ここでビデオヘッドインパルス検査とは、検査用ゴーグル(視線の位置や頭位を計測する機器を搭載したゴーグル)を被験者に装着させ、医師等が被検者の頭を急速に動かした際の眼球の動きを計測・解析することで、めまい発生原因の一つである左右の三半規管の疾患有無を測定する検査である。
【0003】
特許文献1には、仮想現実の映像を表示可能なヘッドマウントディスプレイを利用した平衡訓練を支援する装置に係る発明が開示されている。当該発明は、視覚起因性のめまいを誘発させる仮想現実の映像をヘッドマウントディスプレイに再生し、その再生速度を制御することによってユーザのめまいを誘発させることができる。
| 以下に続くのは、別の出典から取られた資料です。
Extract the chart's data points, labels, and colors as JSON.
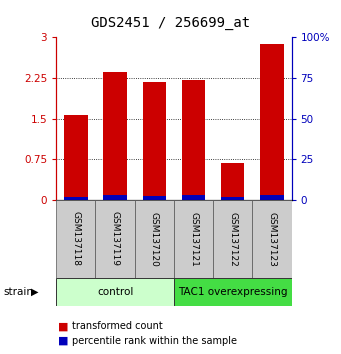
{
  "title": "GDS2451 / 256699_at",
  "samples": [
    "GSM137118",
    "GSM137119",
    "GSM137120",
    "GSM137121",
    "GSM137122",
    "GSM137123"
  ],
  "red_values": [
    1.57,
    2.36,
    2.17,
    2.22,
    0.68,
    2.87
  ],
  "blue_values": [
    0.06,
    0.1,
    0.07,
    0.09,
    0.05,
    0.1
  ],
  "groups": [
    {
      "label": "control",
      "start": 0,
      "end": 3,
      "color": "#ccffcc"
    },
    {
      "label": "TAC1 overexpressing",
      "start": 3,
      "end": 6,
      "color": "#44dd44"
    }
  ],
  "ylim_left": [
    0,
    3
  ],
  "yticks_left": [
    0,
    0.75,
    1.5,
    2.25,
    3
  ],
  "ylim_right": [
    0,
    100
  ],
  "yticks_right": [
    0,
    25,
    50,
    75,
    100
  ],
  "ytick_labels_right": [
    "0",
    "25",
    "50",
    "75",
    "100%"
  ],
  "bar_width": 0.6,
  "red_color": "#cc0000",
  "blue_color": "#0000bb",
  "bg_color": "#ffffff",
  "strain_label": "strain",
  "legend_red": "transformed count",
  "legend_blue": "percentile rank within the sample",
  "title_fontsize": 10,
  "tick_fontsize": 7.5,
  "sample_fontsize": 6.5,
  "group_fontsize": 7.5,
  "legend_fontsize": 7
}
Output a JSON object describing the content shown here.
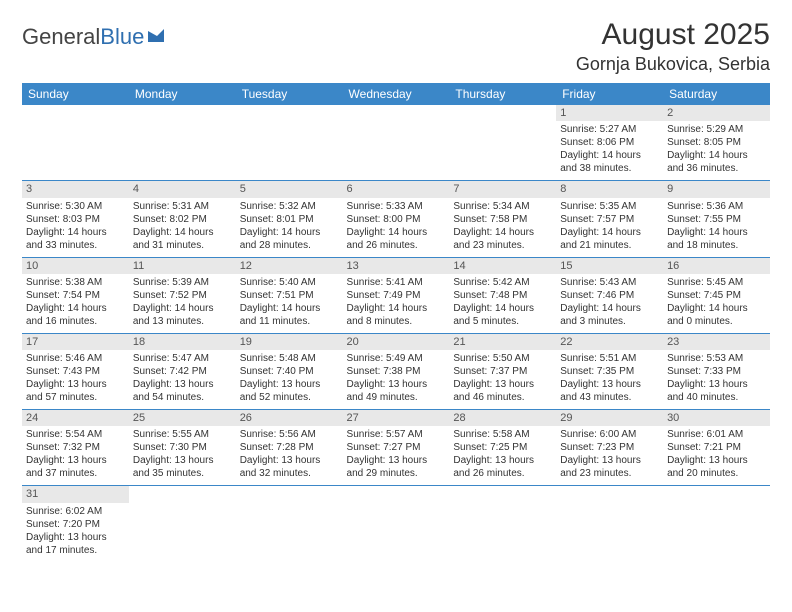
{
  "logo": {
    "part1": "General",
    "part2": "Blue"
  },
  "title": "August 2025",
  "location": "Gornja Bukovica, Serbia",
  "colors": {
    "header_bg": "#3b87c8",
    "header_fg": "#ffffff",
    "daynum_bg": "#e8e8e8",
    "border": "#3b87c8",
    "logo_blue": "#2f6fb0"
  },
  "weekdays": [
    "Sunday",
    "Monday",
    "Tuesday",
    "Wednesday",
    "Thursday",
    "Friday",
    "Saturday"
  ],
  "weeks": [
    [
      null,
      null,
      null,
      null,
      null,
      {
        "n": "1",
        "sr": "5:27 AM",
        "ss": "8:06 PM",
        "dl": "14 hours and 38 minutes."
      },
      {
        "n": "2",
        "sr": "5:29 AM",
        "ss": "8:05 PM",
        "dl": "14 hours and 36 minutes."
      }
    ],
    [
      {
        "n": "3",
        "sr": "5:30 AM",
        "ss": "8:03 PM",
        "dl": "14 hours and 33 minutes."
      },
      {
        "n": "4",
        "sr": "5:31 AM",
        "ss": "8:02 PM",
        "dl": "14 hours and 31 minutes."
      },
      {
        "n": "5",
        "sr": "5:32 AM",
        "ss": "8:01 PM",
        "dl": "14 hours and 28 minutes."
      },
      {
        "n": "6",
        "sr": "5:33 AM",
        "ss": "8:00 PM",
        "dl": "14 hours and 26 minutes."
      },
      {
        "n": "7",
        "sr": "5:34 AM",
        "ss": "7:58 PM",
        "dl": "14 hours and 23 minutes."
      },
      {
        "n": "8",
        "sr": "5:35 AM",
        "ss": "7:57 PM",
        "dl": "14 hours and 21 minutes."
      },
      {
        "n": "9",
        "sr": "5:36 AM",
        "ss": "7:55 PM",
        "dl": "14 hours and 18 minutes."
      }
    ],
    [
      {
        "n": "10",
        "sr": "5:38 AM",
        "ss": "7:54 PM",
        "dl": "14 hours and 16 minutes."
      },
      {
        "n": "11",
        "sr": "5:39 AM",
        "ss": "7:52 PM",
        "dl": "14 hours and 13 minutes."
      },
      {
        "n": "12",
        "sr": "5:40 AM",
        "ss": "7:51 PM",
        "dl": "14 hours and 11 minutes."
      },
      {
        "n": "13",
        "sr": "5:41 AM",
        "ss": "7:49 PM",
        "dl": "14 hours and 8 minutes."
      },
      {
        "n": "14",
        "sr": "5:42 AM",
        "ss": "7:48 PM",
        "dl": "14 hours and 5 minutes."
      },
      {
        "n": "15",
        "sr": "5:43 AM",
        "ss": "7:46 PM",
        "dl": "14 hours and 3 minutes."
      },
      {
        "n": "16",
        "sr": "5:45 AM",
        "ss": "7:45 PM",
        "dl": "14 hours and 0 minutes."
      }
    ],
    [
      {
        "n": "17",
        "sr": "5:46 AM",
        "ss": "7:43 PM",
        "dl": "13 hours and 57 minutes."
      },
      {
        "n": "18",
        "sr": "5:47 AM",
        "ss": "7:42 PM",
        "dl": "13 hours and 54 minutes."
      },
      {
        "n": "19",
        "sr": "5:48 AM",
        "ss": "7:40 PM",
        "dl": "13 hours and 52 minutes."
      },
      {
        "n": "20",
        "sr": "5:49 AM",
        "ss": "7:38 PM",
        "dl": "13 hours and 49 minutes."
      },
      {
        "n": "21",
        "sr": "5:50 AM",
        "ss": "7:37 PM",
        "dl": "13 hours and 46 minutes."
      },
      {
        "n": "22",
        "sr": "5:51 AM",
        "ss": "7:35 PM",
        "dl": "13 hours and 43 minutes."
      },
      {
        "n": "23",
        "sr": "5:53 AM",
        "ss": "7:33 PM",
        "dl": "13 hours and 40 minutes."
      }
    ],
    [
      {
        "n": "24",
        "sr": "5:54 AM",
        "ss": "7:32 PM",
        "dl": "13 hours and 37 minutes."
      },
      {
        "n": "25",
        "sr": "5:55 AM",
        "ss": "7:30 PM",
        "dl": "13 hours and 35 minutes."
      },
      {
        "n": "26",
        "sr": "5:56 AM",
        "ss": "7:28 PM",
        "dl": "13 hours and 32 minutes."
      },
      {
        "n": "27",
        "sr": "5:57 AM",
        "ss": "7:27 PM",
        "dl": "13 hours and 29 minutes."
      },
      {
        "n": "28",
        "sr": "5:58 AM",
        "ss": "7:25 PM",
        "dl": "13 hours and 26 minutes."
      },
      {
        "n": "29",
        "sr": "6:00 AM",
        "ss": "7:23 PM",
        "dl": "13 hours and 23 minutes."
      },
      {
        "n": "30",
        "sr": "6:01 AM",
        "ss": "7:21 PM",
        "dl": "13 hours and 20 minutes."
      }
    ],
    [
      {
        "n": "31",
        "sr": "6:02 AM",
        "ss": "7:20 PM",
        "dl": "13 hours and 17 minutes."
      },
      null,
      null,
      null,
      null,
      null,
      null
    ]
  ],
  "labels": {
    "sunrise": "Sunrise:",
    "sunset": "Sunset:",
    "daylight": "Daylight:"
  }
}
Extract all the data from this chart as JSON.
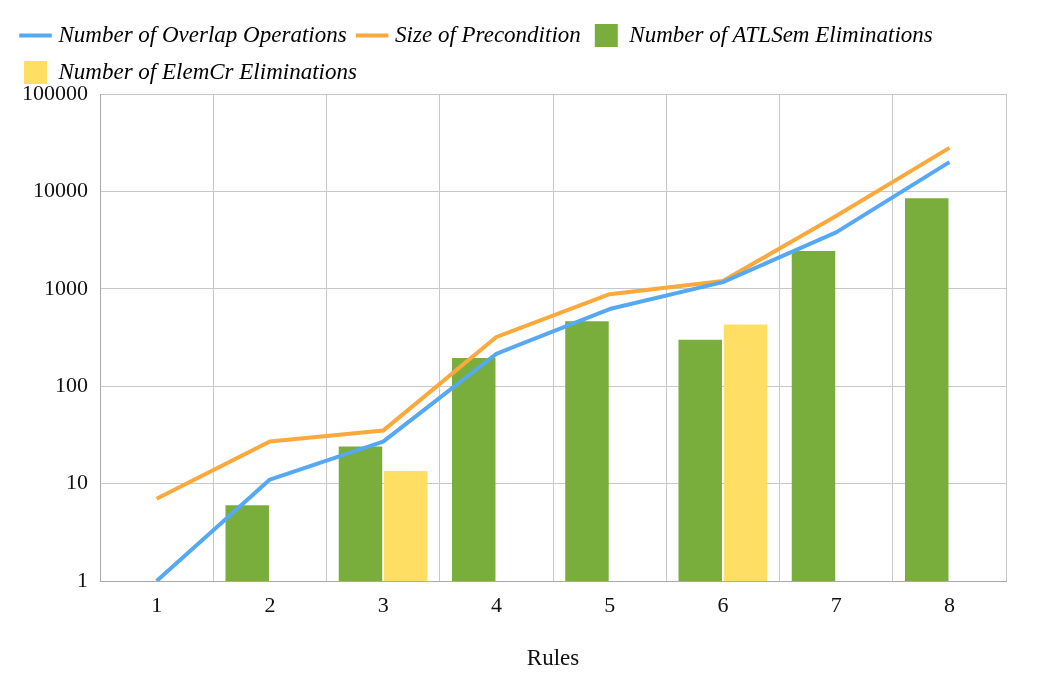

また、特許文献1は、上述したビデオヘッドインパルス検査について開示されている。
【先行技術文献】
【特許文献】
【0004】
【発明の概要】
【発明が解決しようとする課題】
【0005】
ビデオヘッドインパルス検査を実施する場合、医療従事者は、被験者の頭位を何度も急速に動かす必要があるが、全ての動きが適切であるとは限らず、頭位を適切に動かせない場合には検査に必要な計測データを得ることができない。
【0006】
本発明は、上記のような課題を鑑み、被験者の頭位が適切に動作しているか否かを解析する頭位変化解析システムを提供することができる。
【課題を解決するための手段】
【0007】
本発明によれば、被験者の頭位を所定の時間間隔で計測する計測手段と、前記計測手段が生成した計測データを解析して頭位の角速度の変化を表す波形データを生成し、前記被験者の頭位の角速度が第一閾値を超える第一タイミングを含む対象期間内に生成された前記計測データに基づいて生成された前記波形データが有効であるか否かを判別する解析手段と、を備え、前記解析手段は、前記第一タイミングを始点とし、前記被験者の頭位の角速度が第二閾値を下回る第二タイミングを終点とする第三期間に生成された前記計測データの点数が第三閾値以上であるとき、前記波形データを有効とし、前記第三期間に生成された前記計測データの点数が前記第三閾値を下回るとき、前記波形データを有効ではないとする、ことを特徴とする頭位変化解析システムが提供される。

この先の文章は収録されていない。